Deployment in progressEventThe same lifecycle can move from started to failed or completed.
Service healthThingThe object has a current status that changes over time.

Use Message for simple pipeline completion. Use Event when a deployment has multiple updates. Use Thing when users should see the current state of a service rather than a list of historical alerts.

Terminal window
curl -X POST https://gateway.pushgo.dev/message \
-H "Content-Type: application/json" \
-d '{
"channel_id": "YOUR_CHANNEL_ID",
"password": "YOUR_CHANNEL_PASSWORD",
"title": "Hello from PushGo",
"body": "The automation path is working."
}'
  • Is PushGo suitable for CI/CD notifications? Yes. CI/CD systems can call the HTTP API directly from shell steps or webhook actions.
  • How should incidents be represented? Use Event so the incident can be updated and closed instead of creating unrelated notifications.

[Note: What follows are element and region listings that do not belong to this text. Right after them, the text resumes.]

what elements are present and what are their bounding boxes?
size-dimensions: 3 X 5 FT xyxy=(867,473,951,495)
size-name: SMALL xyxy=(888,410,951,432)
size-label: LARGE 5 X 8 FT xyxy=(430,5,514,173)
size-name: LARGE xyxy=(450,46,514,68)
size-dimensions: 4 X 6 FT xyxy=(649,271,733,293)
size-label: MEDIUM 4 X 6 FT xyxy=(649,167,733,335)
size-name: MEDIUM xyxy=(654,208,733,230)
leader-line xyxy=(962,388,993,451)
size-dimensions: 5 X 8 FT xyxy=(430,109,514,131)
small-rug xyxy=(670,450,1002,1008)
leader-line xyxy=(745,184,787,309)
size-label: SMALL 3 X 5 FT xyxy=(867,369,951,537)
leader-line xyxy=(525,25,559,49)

  • Can teams self-host DevOps notifications? Yes. A private Gateway lets teams control data paths, authentication, and operational policy.
  • Prefer scoped credentials and separate Channels for high-risk automation.
  • Use MCP OAuth for AI assistants so models do not directly hold Channel passwords.
  • Use self-hosting when the data path, transport policy, or compliance boundary must stay under your control.
  • Use E2EE for sensitive fields that should be decrypted only by clients.